Net Zero Energy Buildings: How States Measure Up
California and New York lead the way, but several other states are catching up quickly.
California and New York, which house 20 percent of the country’s population but produce less than 10 percent of its carbon emissions, are leading the way in decreasing energy use through the proliferation of net zero energy building, among other strategies. California boasts the country’s most ambitious net zero energy-related initiatives, with Architecture 2030 and Title 24 aiming to have all new residential buildings be net zero energy by 2020. For commercial buildings, the goal is 2030 for 100 percent of new builds and 50 percent for existing buildings. Utilities, owners, contractors, designers and developers are working together to pursue these ambitious, yet increasingly attainable, objectives.
While these are goals, not mandates, California has enacted some significant new requirements in recent months that are making headlines across the country. All new homes and multifamily buildings up to three stories in the state must have rooftop solar starting in 2020. Over a 30-year mortgage, the California Energy Commission estimates that the solar panels will add about $40 per month to mortgage payments, but save $80 in lighting, heating and cooling costs. This results in $19,000 in energy savings over the lifetime of a 30-year mortgage. It’s only natural that something similar will be enacted for new commercial buildings in the state in the near future.
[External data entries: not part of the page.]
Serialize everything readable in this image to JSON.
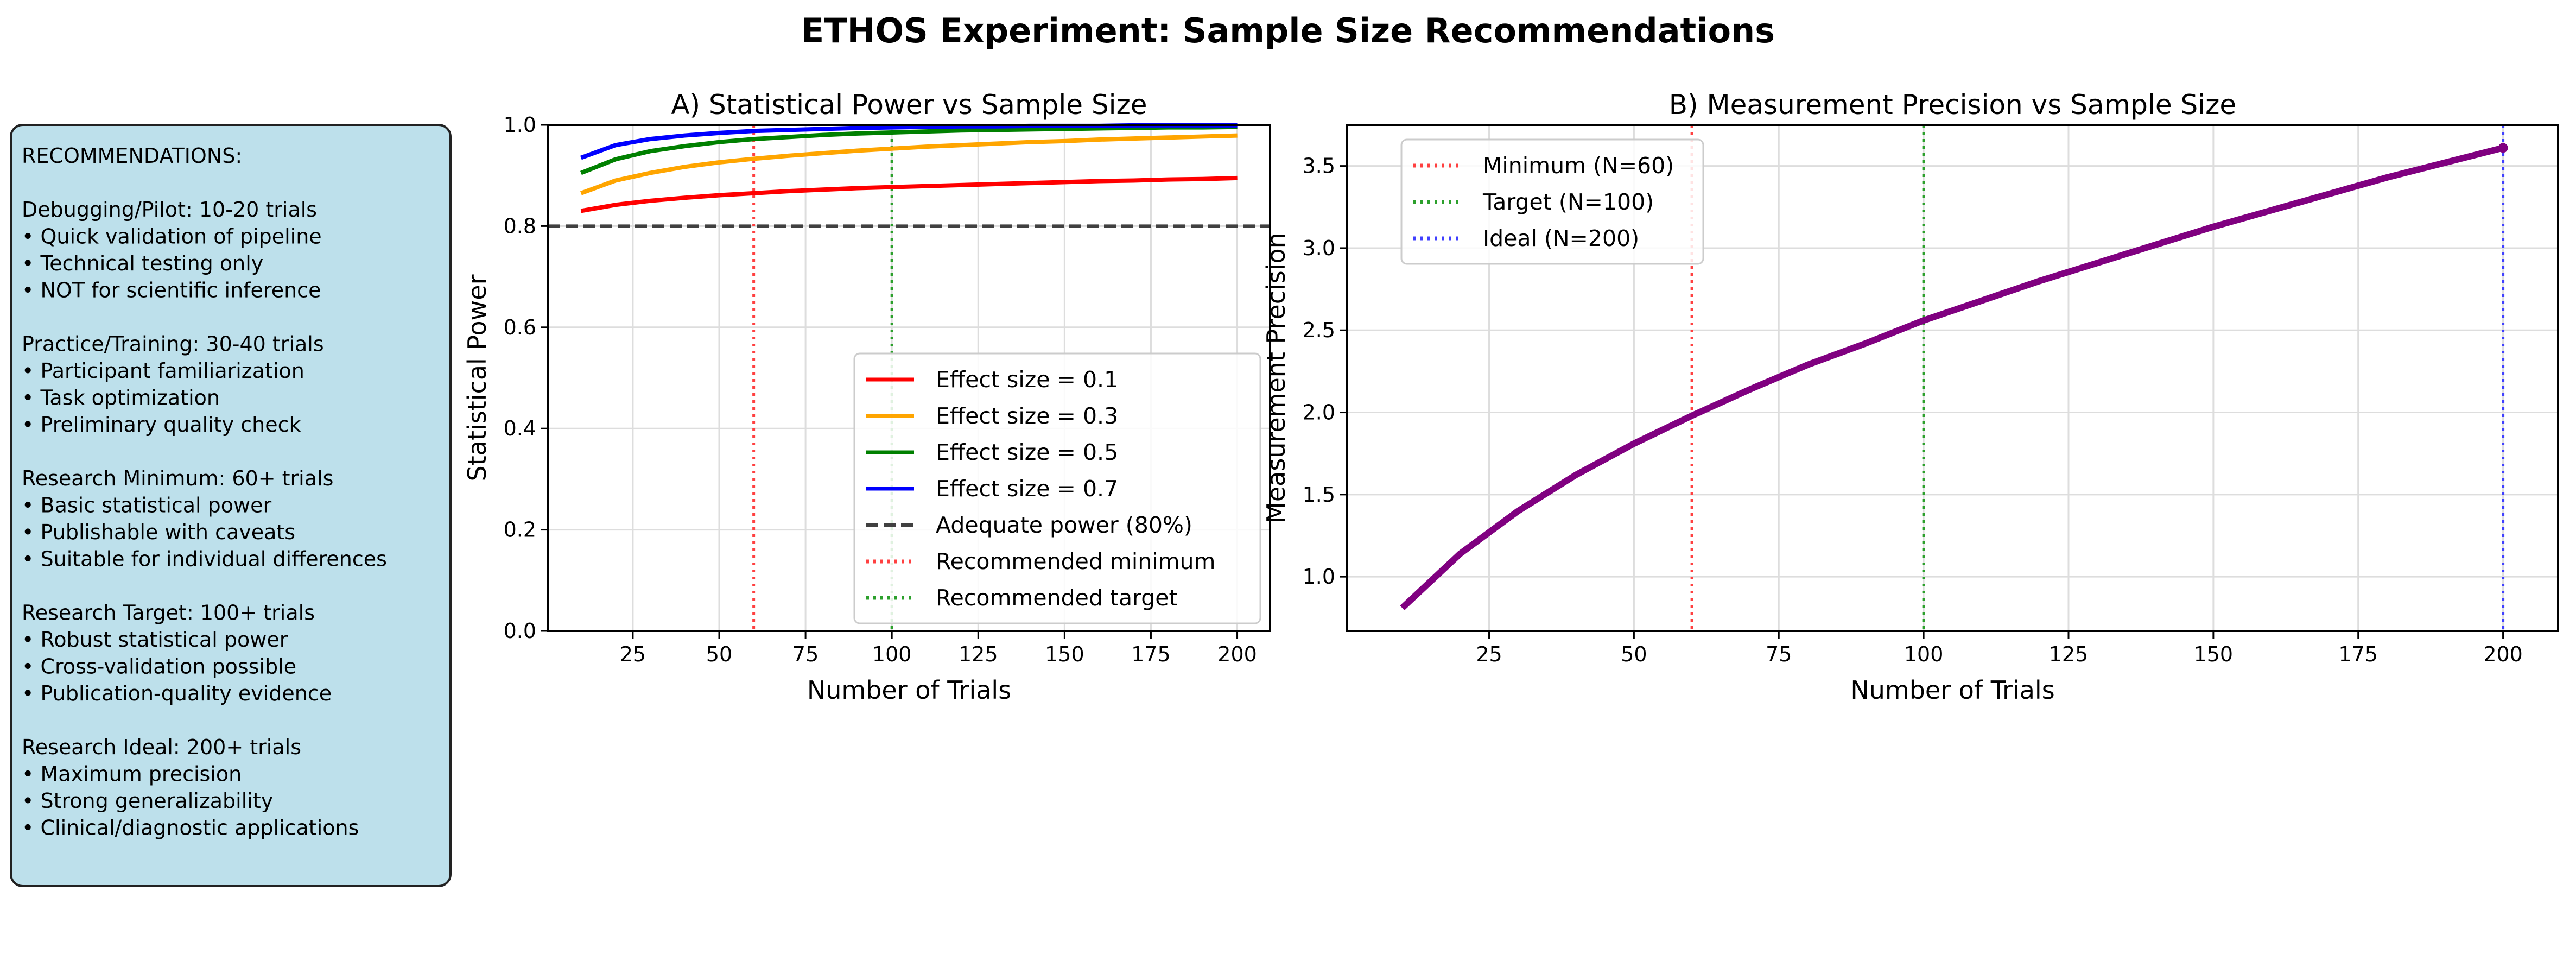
{
  "suptitle": "ETHOS Experiment: Sample Size Recommendations",
  "chart_data": [
    {
      "type": "line",
      "title": "A) Statistical Power vs Sample Size",
      "xlabel": "Number of Trials",
      "ylabel": "Statistical Power",
      "xlim": [
        0.5,
        209.5
      ],
      "ylim": [
        0,
        1.0
      ],
      "xticks": [
        "25",
        "50",
        "75",
        "100",
        "125",
        "150",
        "175",
        "200"
      ],
      "yticks": [
        "0.0",
        "0.2",
        "0.4",
        "0.6",
        "0.8",
        "1.0"
      ],
      "grid": true,
      "legend_position": "center-right",
      "x": [
        10,
        20,
        30,
        40,
        50,
        60,
        70,
        80,
        90,
        100,
        110,
        120,
        130,
        140,
        150,
        160,
        170,
        180,
        190,
        200
      ],
      "series": [
        {
          "name": "Effect size = 0.1",
          "color": "#ff0000",
          "values": [
            0.83,
            0.842,
            0.85,
            0.856,
            0.861,
            0.865,
            0.869,
            0.872,
            0.875,
            0.877,
            0.879,
            0.881,
            0.883,
            0.885,
            0.887,
            0.889,
            0.89,
            0.892,
            0.893,
            0.895
          ]
        },
        {
          "name": "Effect size = 0.3",
          "color": "#ffa500",
          "values": [
            0.865,
            0.89,
            0.905,
            0.917,
            0.926,
            0.933,
            0.939,
            0.944,
            0.949,
            0.953,
            0.957,
            0.96,
            0.963,
            0.966,
            0.968,
            0.971,
            0.973,
            0.975,
            0.977,
            0.979
          ]
        },
        {
          "name": "Effect size = 0.5",
          "color": "#008000",
          "values": [
            0.905,
            0.932,
            0.948,
            0.958,
            0.966,
            0.972,
            0.976,
            0.98,
            0.983,
            0.985,
            0.987,
            0.989,
            0.99,
            0.991,
            0.992,
            0.993,
            0.994,
            0.995,
            0.995,
            0.996
          ]
        },
        {
          "name": "Effect size = 0.7",
          "color": "#0000ff",
          "values": [
            0.935,
            0.96,
            0.972,
            0.979,
            0.984,
            0.988,
            0.99,
            0.992,
            0.994,
            0.995,
            0.996,
            0.997,
            0.997,
            0.998,
            0.998,
            0.998,
            0.999,
            0.999,
            0.999,
            0.999
          ]
        }
      ],
      "reference_lines": [
        {
          "name": "Adequate power (80%)",
          "orientation": "horizontal",
          "value": 0.8,
          "color": "#404040",
          "style": "dashed"
        },
        {
          "name": "Recommended minimum",
          "orientation": "vertical",
          "value": 60,
          "color": "#ff4040",
          "style": "dotted"
        },
        {
          "name": "Recommended target",
          "orientation": "vertical",
          "value": 100,
          "color": "#2ca02c",
          "style": "dotted"
        }
      ],
      "annotation_box": {
        "color": "#add8e6",
        "lines": [
          "RECOMMENDATIONS:",
          "",
          "Debugging/Pilot: 10-20 trials",
          "• Quick validation of pipeline",
          "• Technical testing only",
          "• NOT for scientific inference",
          "",
          "Practice/Training: 30-40 trials",
          "• Participant familiarization",
          "• Task optimization",
          "• Preliminary quality check",
          "",
          "Research Minimum: 60+ trials",
          "• Basic statistical power",
          "• Publishable with caveats",
          "• Suitable for individual differences",
          "",
          "Research Target: 100+ trials",
          "• Robust statistical power",
          "• Cross-validation possible",
          "• Publication-quality evidence",
          "",
          "Research Ideal: 200+ trials",
          "• Maximum precision",
          "• Strong generalizability",
          "• Clinical/diagnostic applications"
        ]
      }
    },
    {
      "type": "line",
      "title": "B) Measurement Precision vs Sample Size",
      "xlabel": "Number of Trials",
      "ylabel": "Measurement Precision",
      "xlim": [
        0.5,
        209.5
      ],
      "ylim": [
        0.67,
        3.75
      ],
      "xticks": [
        "25",
        "50",
        "75",
        "100",
        "125",
        "150",
        "175",
        "200"
      ],
      "yticks": [
        "1.0",
        "1.5",
        "2.0",
        "2.5",
        "3.0",
        "3.5"
      ],
      "grid": true,
      "legend_position": "upper-left",
      "x": [
        10,
        20,
        30,
        40,
        50,
        60,
        70,
        80,
        90,
        100,
        110,
        120,
        130,
        140,
        150,
        160,
        170,
        180,
        190,
        200
      ],
      "series": [
        {
          "color": "#800080",
          "values": [
            0.81,
            1.14,
            1.4,
            1.62,
            1.81,
            1.98,
            2.14,
            2.29,
            2.42,
            2.56,
            2.68,
            2.8,
            2.91,
            3.02,
            3.13,
            3.23,
            3.33,
            3.43,
            3.52,
            3.61
          ]
        }
      ],
      "reference_lines": [
        {
          "name": "Minimum (N=60)",
          "orientation": "vertical",
          "value": 60,
          "color": "#ff4040",
          "style": "dotted"
        },
        {
          "name": "Target (N=100)",
          "orientation": "vertical",
          "value": 100,
          "color": "#2ca02c",
          "style": "dotted"
        },
        {
          "name": "Ideal (N=200)",
          "orientation": "vertical",
          "value": 200,
          "color": "#4040ff",
          "style": "dotted"
        }
      ]
    }
  ]
}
California building owners that take steps now to achieve net zero energy will be ahead of the game when these regulations hit.
Even in states without regulations or stated goals, net zero energy buildings are becoming more and more popular. Currently, the New Buildings Institute documents 67 net zero energy verified and 415 net zero energy emerging projects nationwide. The vast majority of these are in California, but there is also a large percentage in several Northeastern states followed by Oregon, Arizona, Texas and Florida.